O mercado editorial voltado aos assuntos da maternidade/paternidade apresentam um sem-fim de manuais, listas, dicas e livros que tratam da tarefa de criar os seres humanos em miniatura que costumamos chamar de filhos. Todos muito úteis e válidos, mas se a intenção é simplificar e focar na leitura de um “manual” mais básico, o ideal é ler a carta que Chimamanda Adichie escreveu para uma amiga que pedia dicas para criar a filha, que havia acabado de nascer. O texto – claro e conciso – apresenta 15 sugestões sobre como criar uma criança feminista e trata a questão de gênero de forma bastante didática.
Em Para Educar Crianças Feministas (Companhia das Letras, 2016), a escritora nigeriana retoma o assunto já tratado em obra anterior (Sejamos Todos Feministas, também lançado pela Companhia das Letras) e facilita ainda mais o entendimento sobre o tema, tão urgente e necessário.
Em cada uma das sugestões, ela reforça e deixa clara a mensagem central: feminismo é a defesa da igualdade entre homens e mulheres. Mas igualdade mesmo, irrestrita e verdadeira, não apenas aparência de igualdade.
Pais e mães do mundo, uni-vos em torno deste livro e deixem qualquer preconceito anterior com o tema de lado para dedicar cerca de meia-hora de leitura (é só isso que o livro exige). Enquanto elenca as sugestões para criar crianças feministas, Chimamanda mostra que respeito é primordial e que, na criação dos filhos, acabamos repetindo padrões que reforçam o papel subalterno da mulher na sociedade.
‘Se não empregarmos a camisa de força do gênero nas crianças pequenas, daremos a elas espaço para alcançar todo o seu potencial’ – Chimamanda Adichie.
O livro é um guia completo: serve para iniciantes que têm pouca familiaridade com o assunto, mas também é um “puxão de orelha” para quem já se sente proficiente com o tema, mas que repete sem querer uma série de estereótipos sobre o que é ser uma “boa mulher” ou sobre qual é o papel do homem.

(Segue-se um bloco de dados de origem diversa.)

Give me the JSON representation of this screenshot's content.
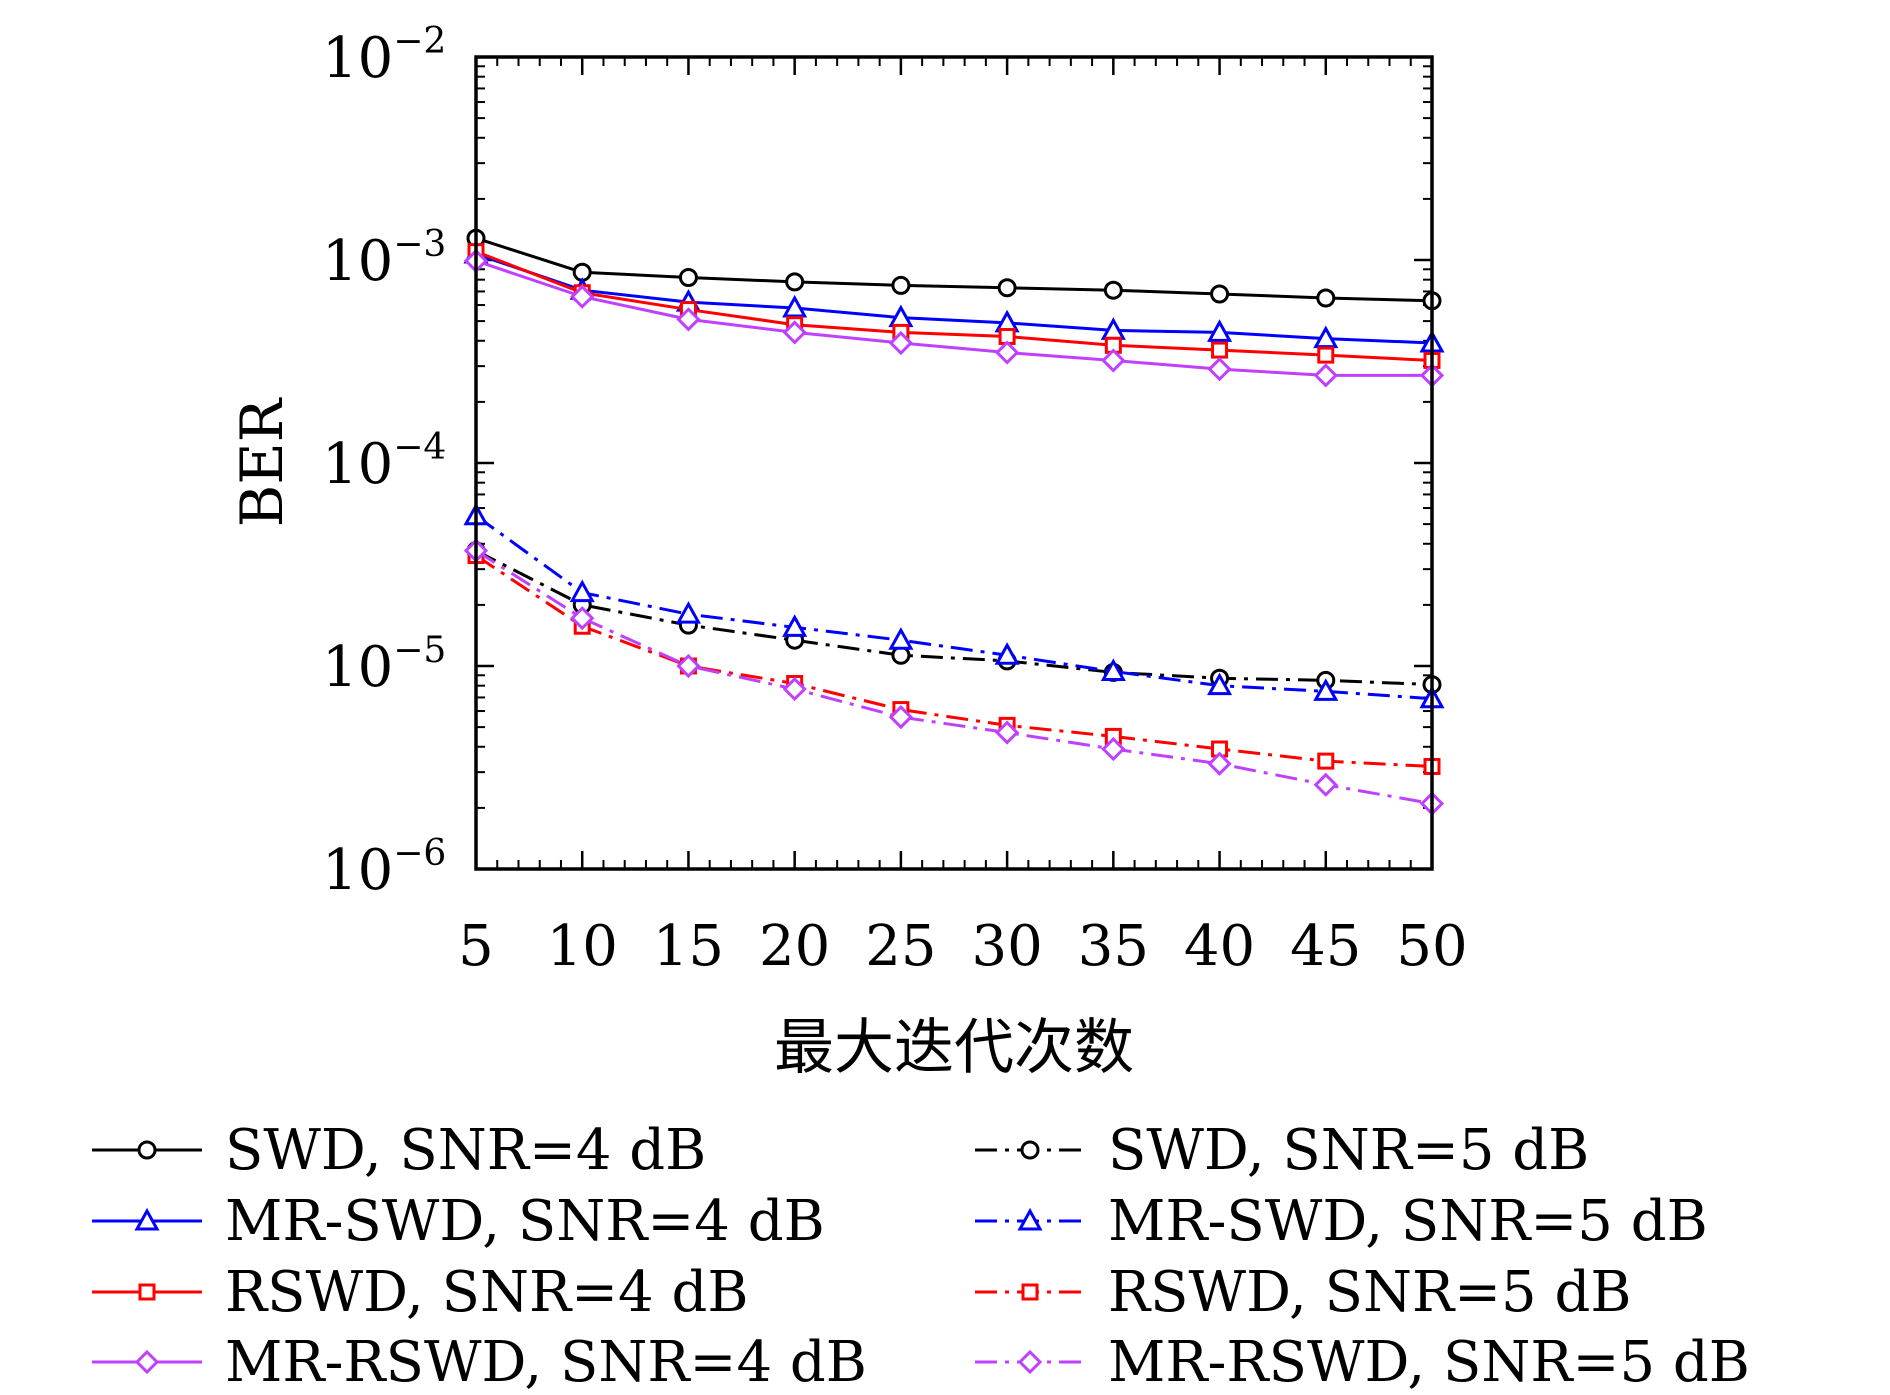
{
  "chart_data": {
    "type": "line",
    "title": "",
    "xlabel": "最大迭代次数",
    "ylabel": "BER",
    "y_scale": "log",
    "xlim": [
      5,
      50
    ],
    "ylim": [
      1e-06,
      0.01
    ],
    "x": [
      5,
      10,
      15,
      20,
      25,
      30,
      35,
      40,
      45,
      50
    ],
    "x_tick_labels": [
      "5",
      "10",
      "15",
      "20",
      "25",
      "30",
      "35",
      "40",
      "45",
      "50"
    ],
    "y_tick_labels": [
      {
        "base": "10",
        "exp": "−2"
      },
      {
        "base": "10",
        "exp": "−3"
      },
      {
        "base": "10",
        "exp": "−4"
      },
      {
        "base": "10",
        "exp": "−5"
      },
      {
        "base": "10",
        "exp": "−6"
      }
    ],
    "grid": false,
    "legend_position": "below the plot, two columns",
    "series": [
      {
        "name": "SWD, SNR=4 dB",
        "color": "#000000",
        "marker": "circle",
        "line": "solid",
        "values": [
          0.00128,
          0.00087,
          0.00082,
          0.00078,
          0.00075,
          0.00073,
          0.00071,
          0.00068,
          0.00065,
          0.00063
        ]
      },
      {
        "name": "MR-SWD, SNR=4 dB",
        "color": "#0000ff",
        "marker": "triangle",
        "line": "solid",
        "values": [
          0.00107,
          0.00071,
          0.00062,
          0.00058,
          0.00052,
          0.00049,
          0.00045,
          0.00044,
          0.00041,
          0.00039
        ]
      },
      {
        "name": "RSWD, SNR=4 dB",
        "color": "#ff0000",
        "marker": "square",
        "line": "solid",
        "values": [
          0.0011,
          0.00069,
          0.00057,
          0.00048,
          0.00044,
          0.00042,
          0.00038,
          0.00036,
          0.00034,
          0.00032
        ]
      },
      {
        "name": "MR-RSWD, SNR=4 dB",
        "color": "#c040ff",
        "marker": "diamond",
        "line": "solid",
        "values": [
          0.00099,
          0.00066,
          0.00051,
          0.00044,
          0.00039,
          0.00035,
          0.00032,
          0.00029,
          0.00027,
          0.00027
        ]
      },
      {
        "name": "SWD, SNR=5 dB",
        "color": "#000000",
        "marker": "circle",
        "line": "dashdot",
        "values": [
          3.7e-05,
          2e-05,
          1.59e-05,
          1.34e-05,
          1.13e-05,
          1.06e-05,
          9.3e-06,
          8.7e-06,
          8.5e-06,
          8.1e-06
        ]
      },
      {
        "name": "MR-SWD, SNR=5 dB",
        "color": "#0000ff",
        "marker": "triangle",
        "line": "dashdot",
        "values": [
          5.5e-05,
          2.3e-05,
          1.8e-05,
          1.55e-05,
          1.34e-05,
          1.13e-05,
          9.4e-06,
          8e-06,
          7.5e-06,
          6.9e-06
        ]
      },
      {
        "name": "RSWD, SNR=5 dB",
        "color": "#ff0000",
        "marker": "square",
        "line": "dashdot",
        "values": [
          3.5e-05,
          1.57e-05,
          1e-05,
          8.2e-06,
          6.1e-06,
          5.1e-06,
          4.5e-06,
          3.9e-06,
          3.4e-06,
          3.2e-06
        ]
      },
      {
        "name": "MR-RSWD, SNR=5 dB",
        "color": "#c040ff",
        "marker": "diamond",
        "line": "dashdot",
        "values": [
          3.7e-05,
          1.72e-05,
          1e-05,
          7.7e-06,
          5.6e-06,
          4.7e-06,
          3.9e-06,
          3.3e-06,
          2.6e-06,
          2.1e-06
        ]
      }
    ]
  }
}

Mesmo que em casa saibamos sobre o peso do patriarcado sobre as mulheres e mesmo que busquemos nos desvencilhar disso, minha filha de apenas dois anos já associa o uso de brincos e adereços no cabelo com mulheres e reconhece meninos e meninas em um dos seus livrinhos, mesmo que a diferença entre os personagens seja muito sutil, muda só a cor da roupa…

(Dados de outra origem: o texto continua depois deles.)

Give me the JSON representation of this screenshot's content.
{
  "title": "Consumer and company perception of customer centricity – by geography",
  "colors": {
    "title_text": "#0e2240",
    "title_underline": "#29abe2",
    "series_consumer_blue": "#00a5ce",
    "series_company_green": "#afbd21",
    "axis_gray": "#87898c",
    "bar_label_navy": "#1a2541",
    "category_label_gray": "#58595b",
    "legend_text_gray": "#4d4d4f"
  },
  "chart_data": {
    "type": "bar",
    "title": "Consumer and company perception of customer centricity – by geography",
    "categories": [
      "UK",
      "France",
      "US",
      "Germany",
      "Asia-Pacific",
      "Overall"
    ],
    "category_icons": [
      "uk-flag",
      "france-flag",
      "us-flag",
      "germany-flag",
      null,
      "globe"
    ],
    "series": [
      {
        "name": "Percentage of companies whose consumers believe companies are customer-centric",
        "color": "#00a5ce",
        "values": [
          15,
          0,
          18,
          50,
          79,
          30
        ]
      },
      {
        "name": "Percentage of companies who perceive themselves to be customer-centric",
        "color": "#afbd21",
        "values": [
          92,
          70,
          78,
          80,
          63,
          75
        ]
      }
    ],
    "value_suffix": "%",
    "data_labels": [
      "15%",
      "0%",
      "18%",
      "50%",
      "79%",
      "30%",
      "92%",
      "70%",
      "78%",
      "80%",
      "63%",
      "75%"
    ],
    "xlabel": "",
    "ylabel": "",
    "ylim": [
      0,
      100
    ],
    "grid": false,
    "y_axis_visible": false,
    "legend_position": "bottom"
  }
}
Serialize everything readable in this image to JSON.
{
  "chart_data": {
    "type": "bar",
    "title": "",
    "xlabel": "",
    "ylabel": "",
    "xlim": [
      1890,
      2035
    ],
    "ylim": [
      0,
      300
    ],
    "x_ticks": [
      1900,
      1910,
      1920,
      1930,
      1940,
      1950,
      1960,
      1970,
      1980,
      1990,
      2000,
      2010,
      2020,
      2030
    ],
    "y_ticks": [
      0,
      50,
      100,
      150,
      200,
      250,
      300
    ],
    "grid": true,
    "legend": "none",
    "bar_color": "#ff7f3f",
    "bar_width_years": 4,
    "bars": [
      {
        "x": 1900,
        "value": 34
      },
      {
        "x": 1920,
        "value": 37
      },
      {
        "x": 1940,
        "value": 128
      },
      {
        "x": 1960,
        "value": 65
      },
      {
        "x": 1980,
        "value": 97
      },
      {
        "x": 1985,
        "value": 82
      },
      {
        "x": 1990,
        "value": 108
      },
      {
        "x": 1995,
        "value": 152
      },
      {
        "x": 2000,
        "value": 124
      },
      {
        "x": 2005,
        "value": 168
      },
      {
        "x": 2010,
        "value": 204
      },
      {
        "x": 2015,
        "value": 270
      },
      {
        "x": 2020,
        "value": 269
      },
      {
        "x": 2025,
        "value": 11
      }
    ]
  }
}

E ainda escuto muita gente dizer: “ah, meninos desde cedo são agitados e meninas são mais calmas”, pois tenho duas filhas tranquilas (apenas pela personalidade delas e não por serem meninas). A leitura das dicas da Chimamanda nos ajuda a atentar para esses pequeníssimos detalhes do cotidiano.

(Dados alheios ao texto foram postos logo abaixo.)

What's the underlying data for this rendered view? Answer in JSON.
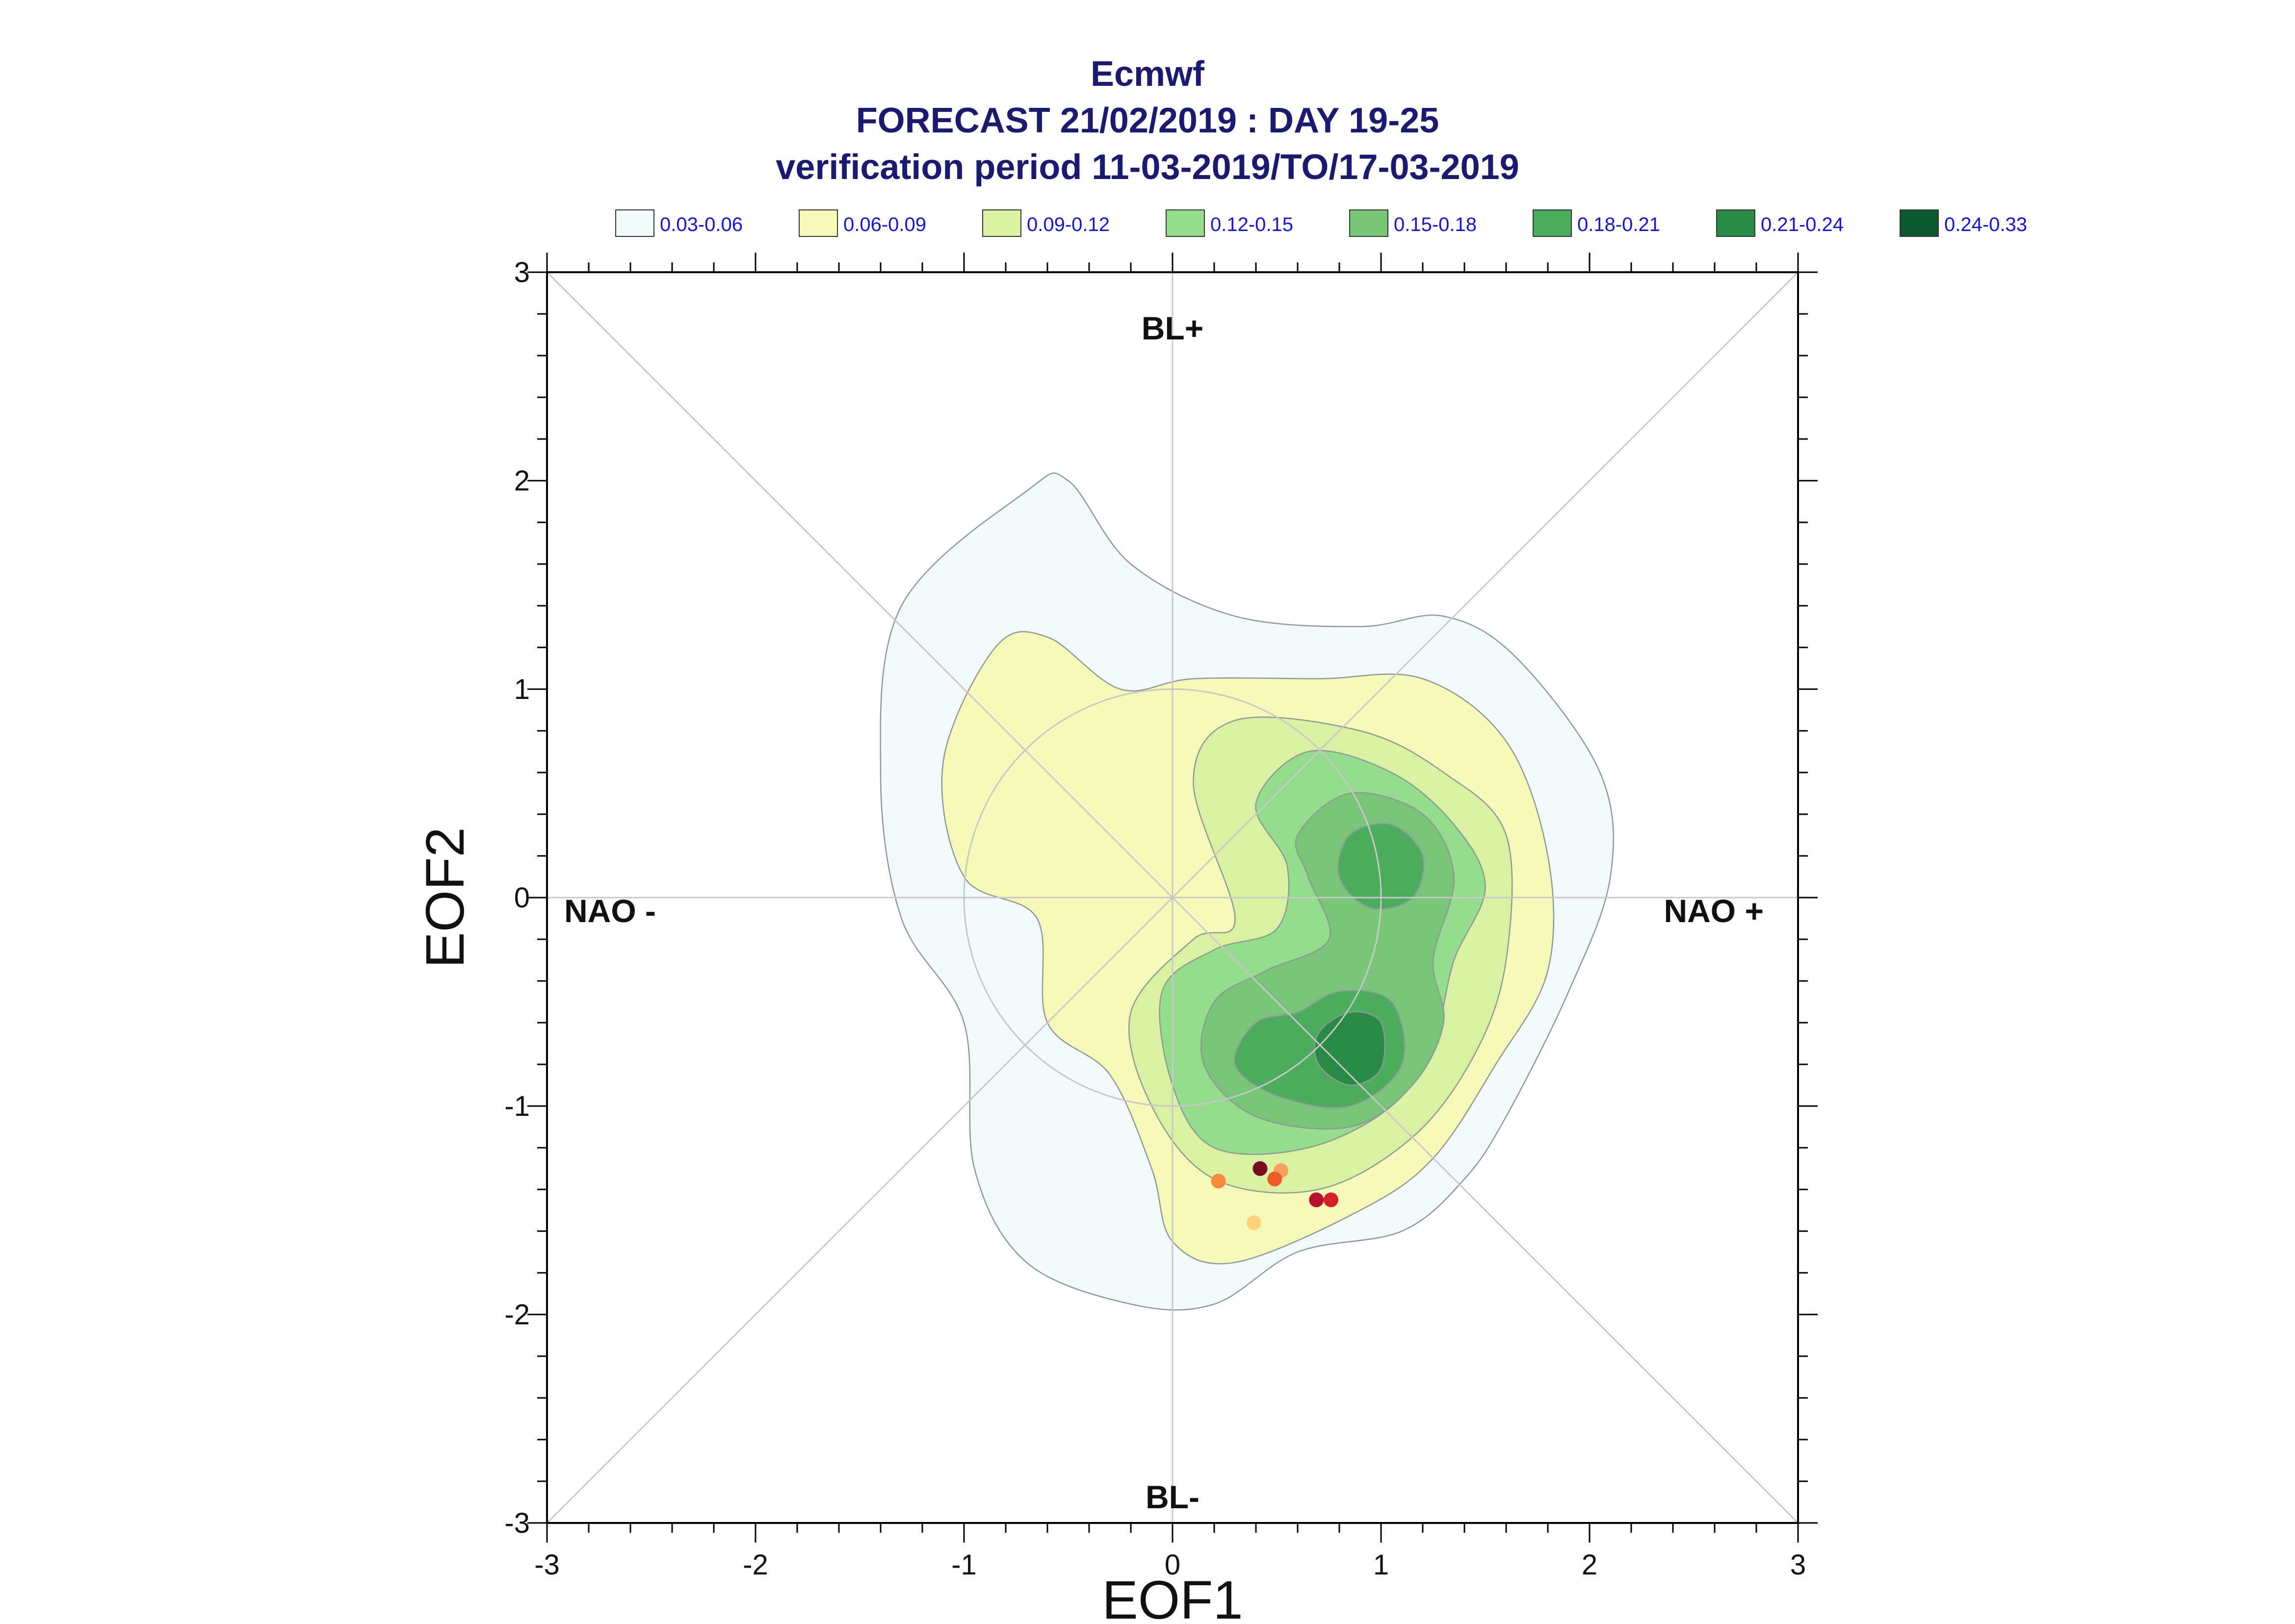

Entre as dicas, a autora ressalta que a maternidade não é um fim em si mesmo: a mulher que é mãe nunca deve ser abnegada; pelo contrário. Ser uma mulher completa e feliz também em outros aspectos será bom para nossos filhos. Portanto, mães não devem se culpar se querem ou precisam trabalhar, se querem estudar, se deixam os filhos na creche ou se querem horas livres para gastar com outras coisas que não sejam os filhos.
Ela também indica que sejamos cuidadosos com o que dizemos: a linguagem tem uma força extraordinária, então precisamos parar de falar, por exemplo, que os homens “ajudam” as mulheres na tarefa de criar os filhos. Dessa forma, estamos reforçando que este papel não é deles.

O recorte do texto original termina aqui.